Cypher
Miramax has a tendency to produce medium budget sci-fi and horror films and right before they are about to be released, they put them back in the vault for six months, so all of the momentum disappears, and then dump them into a few hundred theaters, with no promotion behind it. Recently this has happened with Imposter, Equilibrium, They, Below, and Cypher. It’s a nice little way to blame the filmmakers for the lack of success, or claim that the film was barely good enough to play in theaters. The first four listed have had a far larger life on DVD and video, but Cypher has seen exactly no release in the US whatsoever, no theatrical, DVD, or VHS (I watched a region 2 Japanese disc), a disappointment seeing as director Vincent Natali had previously made the tense and creepy cult hit Cube, which may have appeared to be an episode of Star Trek gone Canadian, but felt more organic than that.

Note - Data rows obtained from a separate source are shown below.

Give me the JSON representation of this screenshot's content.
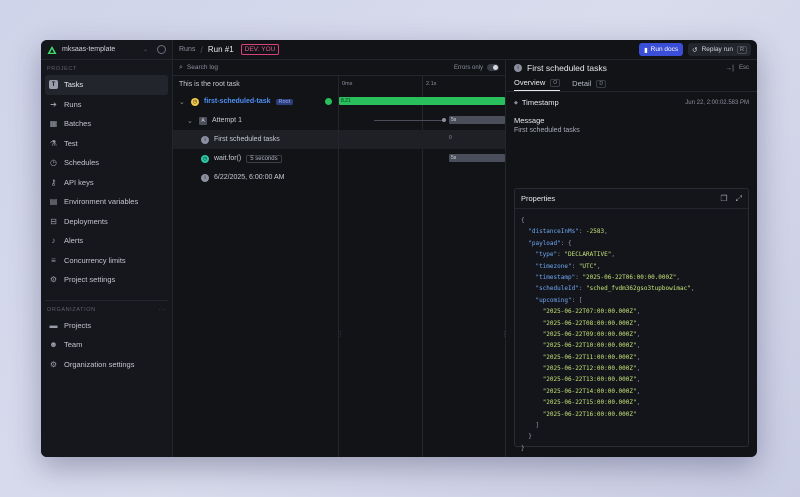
{
  "sidebar": {
    "org": "mksaas-template",
    "project_section": "PROJECT",
    "items": [
      {
        "label": "Tasks",
        "icon": "tasks-icon"
      },
      {
        "label": "Runs",
        "icon": "runs-icon"
      },
      {
        "label": "Batches",
        "icon": "batches-icon"
      },
      {
        "label": "Test",
        "icon": "test-icon"
      },
      {
        "label": "Schedules",
        "icon": "clock-icon"
      },
      {
        "label": "API keys",
        "icon": "key-icon"
      },
      {
        "label": "Environment variables",
        "icon": "env-icon"
      },
      {
        "label": "Deployments",
        "icon": "deploy-icon"
      },
      {
        "label": "Alerts",
        "icon": "bell-icon"
      },
      {
        "label": "Concurrency limits",
        "icon": "concurrency-icon"
      },
      {
        "label": "Project settings",
        "icon": "gear-icon"
      }
    ],
    "org_section": "ORGANIZATION",
    "org_items": [
      {
        "label": "Projects",
        "icon": "folder-icon"
      },
      {
        "label": "Team",
        "icon": "team-icon"
      },
      {
        "label": "Organization settings",
        "icon": "gear-icon"
      }
    ]
  },
  "topbar": {
    "crumb_runs": "Runs",
    "crumb_current": "Run #1",
    "env_badge": "DEV: YOU",
    "docs_label": "Run docs",
    "replay_label": "Replay run",
    "replay_key": "R"
  },
  "trace": {
    "search_placeholder": "Search log",
    "errors_label": "Errors only",
    "root_label": "This is the root task",
    "tick_0": "0ms",
    "tick_1": "2.1s",
    "rows": {
      "task": {
        "name": "first-scheduled-task",
        "badge": "Root",
        "duration": "8.21"
      },
      "attempt": {
        "label": "Attempt 1",
        "duration": "5s"
      },
      "log": {
        "label": "First scheduled tasks",
        "duration": "0"
      },
      "wait": {
        "label": "wait.for()",
        "pill": "5 seconds",
        "duration": "5s"
      },
      "date": {
        "label": "6/22/2025, 6:00:00 AM"
      }
    }
  },
  "detail": {
    "title": "First scheduled tasks",
    "esc": "Esc",
    "tab_overview": "Overview",
    "tab_overview_key": "O",
    "tab_detail": "Detail",
    "tab_detail_key": "D",
    "timestamp_label": "Timestamp",
    "timestamp_value": "Jun 22, 2:00:02.583 PM",
    "message_label": "Message",
    "message_value": "First scheduled tasks",
    "properties_label": "Properties",
    "json": {
      "distanceInMs": "-2583",
      "type": "\"DECLARATIVE\"",
      "timezone": "\"UTC\"",
      "timestamp": "\"2025-06-22T06:00:00.000Z\"",
      "scheduleId": "\"sched_fvdm362gso3tupbowimac\"",
      "upcoming": [
        "\"2025-06-22T07:00:00.000Z\"",
        "\"2025-06-22T08:00:00.000Z\"",
        "\"2025-06-22T09:00:00.000Z\"",
        "\"2025-06-22T10:00:00.000Z\"",
        "\"2025-06-22T11:00:00.000Z\"",
        "\"2025-06-22T12:00:00.000Z\"",
        "\"2025-06-22T13:00:00.000Z\"",
        "\"2025-06-22T14:00:00.000Z\"",
        "\"2025-06-22T15:00:00.000Z\"",
        "\"2025-06-22T16:00:00.000Z\""
      ]
    }
  },
  "colors": {
    "accent": "#3b4ed8",
    "success": "#28bf5c",
    "dev": "#ea5a91",
    "link": "#4e8ff5"
  }
}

Cypher (also known as Company Man, which is a less distinctive, but more appropriate title), is shot in the same way that Cube was, everything has the extremely clean and antiseptic look of sci-fi, fish eyed lenses, an Alphaville hairdo, among other things, but Cypher is not really a sci-fi film. Opening with Jeremy Northam, with a shoddy American accent, playing Morgan Sullivan, dressed in thick glasses and snorting virtually every other line, being asked questions during an abnormal job interview, the movie is at first more of a comedy of repetitive business travel than anything else. He is being hired by Digicorp to pretend to be Jack Thursby, telling no one what he is doing, not even his wife, and go to business conventions of their largest competitor and spy on them through a microphone in his suit jacket pocket. The conventions appear to be monotonous, dull, and seemingly unimportant to Sullivan, but his job is not to analyze, just to sit there and record. During his stay in a hotel, he sees Lucy Liu with a hideous red wig, getting some ice at the ice machine. He spots her again at the bar, and this is where the movie is at its best, as Sullivan is forced to decide who he is as he attempts to hit on her, and this begins his de-nerdification process (think Paul Rudd in The Shape of Things). The scene is funny and suspenseful, he’s not sure why he’s hitting on her as he has a wife at home, but he’s trying to play the Thursby part and understand the character, but his Sullivanisms still linger. From that point on the movie becomes a mind-fuck movie, sort of like The Game, as allegiances are changed usually twice within the same scene, and Sullivan/Thursby is never sure exactly whose team he is playing for, what they want from him, what identity he is supposed to be, and why everyone threatens to kill him.
And of course, this is also the exact moment where the film becomes less interesting, and follows obvious formula. It turns into a mix of Total Recall, The Usual Suspects (including a character named Finster), and but mostly the aforementioned The Game without the emotional resonance of the conclusion nor the puzzle wit of the rest of Fincher’s masterpiece. Natali does best when he concentrates on the confusion of the scenario. There is a lot of humor in the thought of Northam realizing the silliness of his predicament. At one point he is instructed to lie to his fake wife about his fake business trip, a business trip she knows is fake, and he knows she knows it. Another scene has him being handed a briefcase with a mic in a salt shaker, a camera in a ceramic dog, among other objects, and he almost laughs at the silliness of the espionage while others seem to take things so seriously. But other times, there is so much focus on the “cleverness” of the twists, when they don’t mean anything to the audience, since it happens so frequently, and doesn’t change Sullivan/Thursby’s understanding of the situation or ours. Natali should have stuck with the humor angle, playing up the angle that if someone Northam is asked if he’s a double agent, he wouldn’t even know the answer.
Now that Natali has a larger budget ($10 million vs. the $250,000 of Cube), he decided to go with more elaborate special effects, sometimes effectively, like with a gorgeous CGI helicopter that is sleek and stealth, to the totally unnecessary underground station, filled with level after level of multi-colored room and features something that should have been put to death after Airplane II, a huge triptych device that seems to nothing other than bleep and blip and flash its lights. These things serve more as a distraction, like Natali felt like he might as well spend the money on something, and so he chose to elaborate on the exaggerated geometric shapes he explored in Cube, as many shots seem to be trying to recreate that feeling.
It’s a shame that the movie goes into retread territory because a lot of sequences are truly surprising. There is one brilliant and frightening scene where Northam attends one of the conventions, and is told, whatever happens, just to act normal, and this wild portion (though it is essentially meaningless within the film) makes you rethink exactly how dull and monotonous these conventions are. But the rest of the time, the machinery of the script takes over. Liu’s role is so thankless that literally every line she has is exposition, and it seems an exhaustive requirement for her to do so, as the story keeps changing over and over. Northam’s performance is more interesting because he is basically an actor playing an actor, and his character’s confusion may be close to his own in real life. The ending buries the entire film as it paints itself into a corner and unfortunately takes the eye-rollingly obvious way out, and once we learn what the entire point of the film was, you realize that that was an awfully convoluted way to go about doing something so simple, at far higher a risk than was needed.